There’s also a matter of home-court advantage. A jockey like Moreira, riding week-in and week-out at Happy Valley , would have a natural head start over jockeys that have never seen the course. Although, perhaps that is overstated.

For instance, long before Espinoza became synonymous with Triple Crown winner American Pharoah, he turned up to Happy Valley in December 2003 declaring that he had done his homework – he had printed a map of Happy Valley off the internet and was confident that would help him to win the 2003 series. And he nearly did – it was only a photo finish for fifth which ensured that Australian jockey Damien Oliver nosed him out by one point.

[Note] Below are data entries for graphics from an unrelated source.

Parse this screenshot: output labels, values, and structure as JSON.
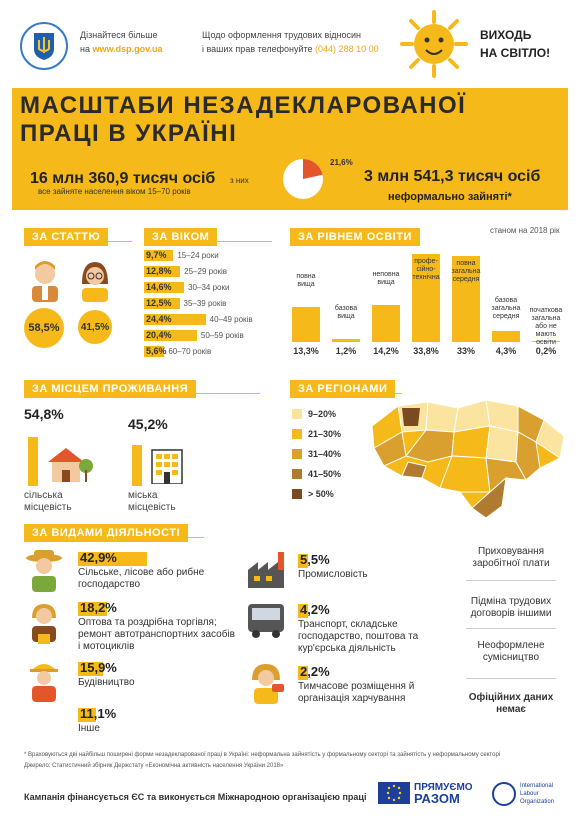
{
  "header": {
    "line1": "Дізнайтеся більше",
    "line2_prefix": "на",
    "site": "www.dsp.gov.ua",
    "info1": "Щодо оформлення трудових відносин",
    "info2_prefix": "і ваших прав телефонуйте",
    "phone": "(044) 288 10 00",
    "slogan1": "ВИХОДЬ",
    "slogan2": "НА СВІТЛО!"
  },
  "title": {
    "line1": "МАСШТАБИ НЕЗАДЕКЛАРОВАНОЇ",
    "line2": "ПРАЦІ В УКРАЇНІ"
  },
  "totals": {
    "total": "16 млн 360,9 тисяч осіб",
    "total_sub": "все зайняте населення віком 15–70 років",
    "of_them": "з них",
    "share": "21,6%",
    "informal": "3 млн 541,3 тисяч осіб",
    "informal_sub": "неформально зайняті*"
  },
  "as_of": "станом на 2018 рік",
  "gender": {
    "title": "ЗА СТАТТЮ",
    "male": "58,5%",
    "female": "41,5%"
  },
  "age": {
    "title": "ЗА ВІКОМ",
    "rows": [
      {
        "pct": "9,7%",
        "label": "15–24 роки",
        "v": 9.7
      },
      {
        "pct": "12,8%",
        "label": "25–29 років",
        "v": 12.8
      },
      {
        "pct": "14,6%",
        "label": "30–34 роки",
        "v": 14.6
      },
      {
        "pct": "12,5%",
        "label": "35–39 років",
        "v": 12.5
      },
      {
        "pct": "24,4%",
        "label": "40–49 років",
        "v": 24.4
      },
      {
        "pct": "20,4%",
        "label": "50–59 років",
        "v": 20.4
      },
      {
        "pct": "5,6%",
        "label": "60–70 років",
        "v": 5.6
      }
    ]
  },
  "education": {
    "title": "ЗА РІВНЕМ ОСВІТИ",
    "items": [
      {
        "label": "повна вища",
        "pct": "13,3%",
        "v": 13.3
      },
      {
        "label": "базова вища",
        "pct": "1,2%",
        "v": 1.2
      },
      {
        "label": "неповна вища",
        "pct": "14,2%",
        "v": 14.2
      },
      {
        "label": "профе-сійно-технічна",
        "pct": "33,8%",
        "v": 33.8
      },
      {
        "label": "повна загальна середня",
        "pct": "33%",
        "v": 33
      },
      {
        "label": "базова загальна середня",
        "pct": "4,3%",
        "v": 4.3
      },
      {
        "label": "початкова загальна або не мають освіти",
        "pct": "0,2%",
        "v": 0.2
      }
    ]
  },
  "residence": {
    "title": "ЗА МІСЦЕМ ПРОЖИВАННЯ",
    "rural_pct": "54,8%",
    "rural_v": 54.8,
    "rural1": "сільська",
    "rural2": "місцевість",
    "urban_pct": "45,2%",
    "urban_v": 45.2,
    "urban1": "міська",
    "urban2": "місцевість"
  },
  "regions": {
    "title": "ЗА РЕГІОНАМИ",
    "legend": [
      {
        "label": "9–20%",
        "color": "#fbe3a0"
      },
      {
        "label": "21–30%",
        "color": "#f6b91a"
      },
      {
        "label": "31–40%",
        "color": "#d9a030"
      },
      {
        "label": "41–50%",
        "color": "#b07a30"
      },
      {
        "label": "> 50%",
        "color": "#7a4a20"
      }
    ]
  },
  "activities": {
    "title": "ЗА ВИДАМИ ДІЯЛЬНОСТІ",
    "left": [
      {
        "pct": "42,9%",
        "text": "Сільське, лісове або рибне господарство",
        "v": 42.9
      },
      {
        "pct": "18,2%",
        "text": "Оптова та роздрібна торгівля; ремонт автотранспортних засобів і мотоциклів",
        "v": 18.2
      },
      {
        "pct": "15,9%",
        "text": "Будівництво",
        "v": 15.9
      },
      {
        "pct": "11,1%",
        "text": "Інше",
        "v": 11.1
      }
    ],
    "mid": [
      {
        "pct": "5,5%",
        "text": "Промисловість",
        "v": 5.5
      },
      {
        "pct": "4,2%",
        "text": "Транспорт, складське господарство, поштова та кур'єрська діяльність",
        "v": 4.2
      },
      {
        "pct": "2,2%",
        "text": "Тимчасове розміщення й організація харчування",
        "v": 2.2
      }
    ]
  },
  "side": {
    "item1": "Приховування заробітної плати",
    "item2": "Підміна трудових договорів іншими",
    "item3": "Неоформлене сумісництво",
    "item4": "Офіційних даних немає"
  },
  "footnote": "* Враховуються дві найбільш поширені форми незадекларованої праці в Україні: неформальна зайнятість у формальному секторі та зайнятість у неформальному секторі",
  "source": "Джерело: Статистичний збірник Держстату «Економічна активність населення України 2018»",
  "footer": {
    "campaign": "Кампанія фінансується ЄС та виконується Міжнародною організацією праці",
    "brand1": "ПРЯМУЄМО",
    "brand2": "РАЗОМ",
    "ilo1": "International",
    "ilo2": "Labour",
    "ilo3": "Organization"
  }
}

The other downside is the element of luck involved by pinning such an award on allocation of random mounts, as is currently the case in the IJC.

At the moment with the IJC, Jockey A is selected, and they are booked for the first horse available on which they can make the weight. If they ride at 113 pounds, they will get a horse that is closest to the bottom of the weights; if they ride at 123 pounds, they will get the first horse above 123 pounds. Same process applies to all jockeys until the field is filled.

That means that some jockeys get better books than others, while some are left in no man’s land. Take Irad Ortiz Jr last year, for example. The American-based rider had the worst book of rides imaginable across the four races and had no chance whatsoever.

If the World’s Best Jockey was decided by luck, it would probably not carry the same potency. However, across nine races, it also allows for probability to play its part and the likelihood of unwinnable books becomes less so.

Given the involvement of Longines with a number of the top 100 Group One races, the likelihood that the IJC will become the finals series for the World’s Best Jockey is unlikely.

Still, it would be the perfect cherry on top for the racing season and a way to enhance both the series and the award.